The Real Issue: Context Without Structure
Most teams plug RAG on top of a document dump and hope semantic search finds “relevance.” Without structure, relevance turns into noise.
When a human expert answers, they recall relationships. Policies with exceptions. Procedures with prerequisites. Causes with effects. RAG lacks this mental map.
Build a Domain Knowledge Graph first. Everything changes.
What a Domain Graph Actually Does
It organizes unstructured chaos into meaningful connections:
- Entities: who or what the data is about
- Relationships: how those entities interact
- Rules: what defines valid connections or exceptions
The Recommended Framework
- Map the domain: Identify key entities and relationships. Example in banking: customer, account, transaction, KYC flag.
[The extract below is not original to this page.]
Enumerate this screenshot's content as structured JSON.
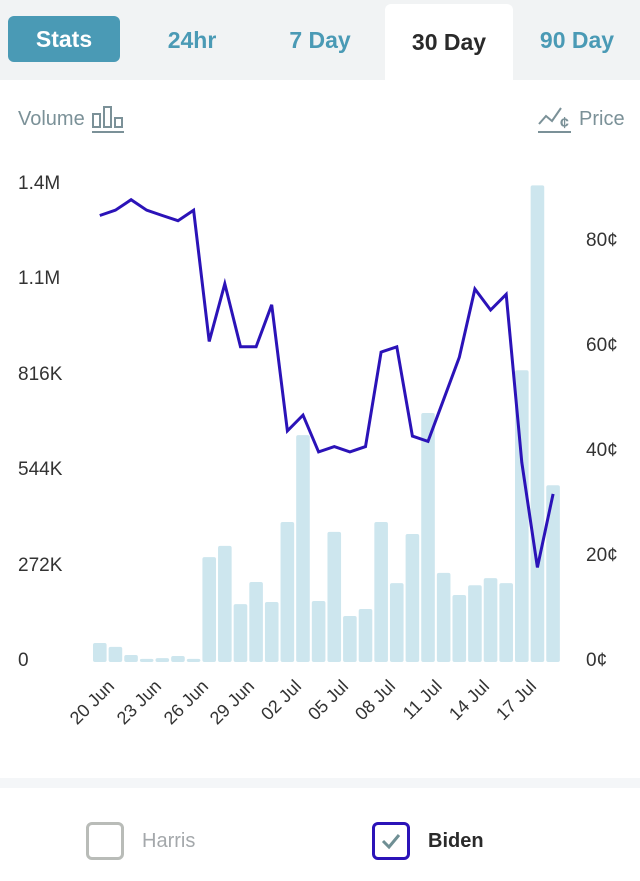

- Link the source data: Connect documents, databases, and metadata to these nodes. Teach the system how information relates, not just how it looks.
- Then add RAG: After the structured layer is in place, plug in retrieval and generation. Now the model follows real connections instead of inventing them.
Why This Matters
RAG sounds production-ready, so teams rush it. Retrieval without reasoning is expensive autocomplete.
The next wave of enterprise AI moves from “semantic search” to knowledge-grounded reasoning. That shift starts with better graphs, not bigger clusters.
The Bottom Line
Do not feed your model more documents. Feed it understanding.
The real leap in retrieval will not come from better embeddings. It will come from a better context.